The Chef Doesn’t Eat His Own Cooking

The Chef Doesn’t Eat His Own Cooking

Why real advice starts with alignment and how integrity defines good investing.

In the financial industry, many advisors and brokers recommend products they do not hold in their own portfolios. This reveals a conflict of interest: the intermediary’s commission or incentive is prioritized over the client’s real benefit.

Common examples:

    • High-fee funds: The advisor recommends a mutual fund with 2% annual expenses because of kickbacks, while personally investing in low-cost ETFs.

    • Complex investment-linked insurance: Life policies with a savings component are promoted due to high upfront commissions, even though returns are poor and the advisor doesn’t own any.

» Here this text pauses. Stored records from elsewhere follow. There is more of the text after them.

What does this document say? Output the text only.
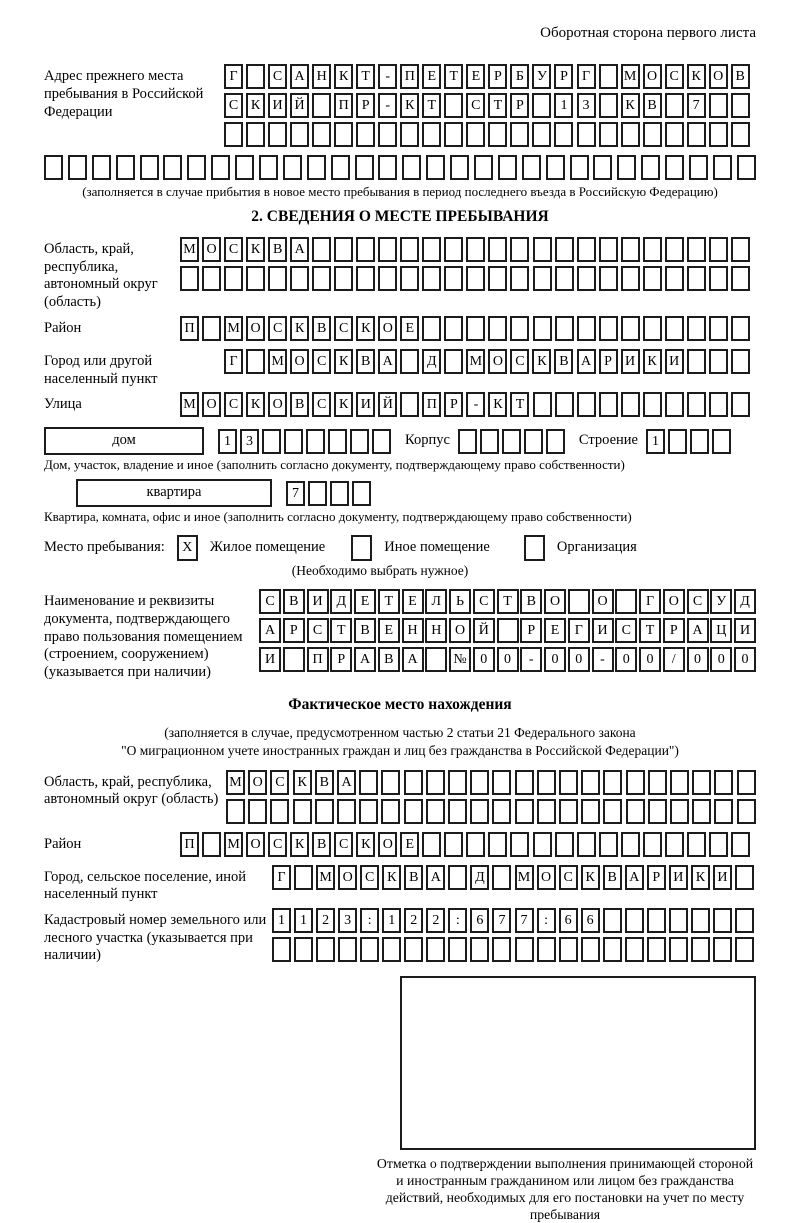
Оборотная сторона первого листа
Адрес прежнего места пребывания в Российской Федерации
Г	С А Н К Т	-	П Е Т Е Р	Б У Р	Г	М О С К О В
С К И Й	П Р	-	К Т	С Т Р	1	3	К В	7
(заполняется в случае прибытия в новое место пребывания в период последнего въезда в Российскую Федерацию)
2. СВЕДЕНИЯ О МЕСТЕ ПРЕБЫВАНИЯ
Область, край, республика, автономный округ (область)
М О С К В А
Район	П	М О С К В С К О Е
Город или другой населенный пункт
Г	М О С К В А	Д	М О С К В А Р И К И
Улица	М О С К О В С К И Й	П Р	-	К Т
дом	1	3	Корпус	Строение	1
Дом, участок, владение и иное (заполнить согласно документу, подтверждающему право собственности)
квартира	7
Квартира, комната, офис и иное (заполнить согласно документу, подтверждающему право собственности)
Место пребывания:	X	Жилое помещение	Иное помещение	Организация
(Необходимо выбрать нужное)
Наименование и реквизиты документа, подтверждающего право пользования помещением (строением, сооружением) (указывается при наличии)
С	В	И Д	Е	Т	Е	Л	Ь	С	Т	В	О	О	Г	О	С	У	Д
А	Р	С	Т	В	Е	Н Н О Й	Р	Е	Г	И	С	Т	Р	А Ц И
И	П	Р	А	В	А	№ 0	0	-	0	0	-	0	0	/	0	0	0
Фактическое место нахождения
(заполняется в случае, предусмотренном частью 2 статьи 21 Федерального закона
"О миграционном учете иностранных граждан и лиц без гражданства в Российской Федерации")
Область, край, республика, автономный округ (область)
М О С К В А
Район	П	М О С К В С К О Е
Город, сельское поселение, иной населенный пункт
Г	М О С К В А	Д	М О С К В А Р И К И
Кадастровый номер земельного или лесного участка (указывается при наличии)
1	1	2	3	:	1	2	2	:	6	7	7	:	6	6
Отметка о подтверждении выполнения принимающей стороной и иностранным гражданином или лицом без гражданства действий, необходимых для его постановки на учет по месту пребывания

    • Opaque structured products: Banks sell hard-to-understand structured notes with hidden spreads, while their own investment teams prefer straightforward bonds or equities.


    • Portfolio churning: Clients are advised to trade frequently to generate commissions, while the advisor’s personal portfolio follows a simple passive strategy.
 


 

What true advice means

A true advisor must be aligned with the client, investing in the same products they recommend and charging for advice, not for pushing products.

This requires:

    • Clear incentives: revenue must come from advice and management, not from product sales.

    • Skin in the game: having their own money invested in the same strategies they propose, showing conviction and commitment.

    • Full transparency: openly explaining fees, risks, and conflicts of interest in a way the client can easily understand.

    • Shared objectives: building a long-term relationship where the advisor’s success is directly tied to the client’s success.

In short,

 

 

A genuine advisor is not a financial product salesman but a strategic partner whose role is to safeguard and grow the client’s wealth in a sustainable way.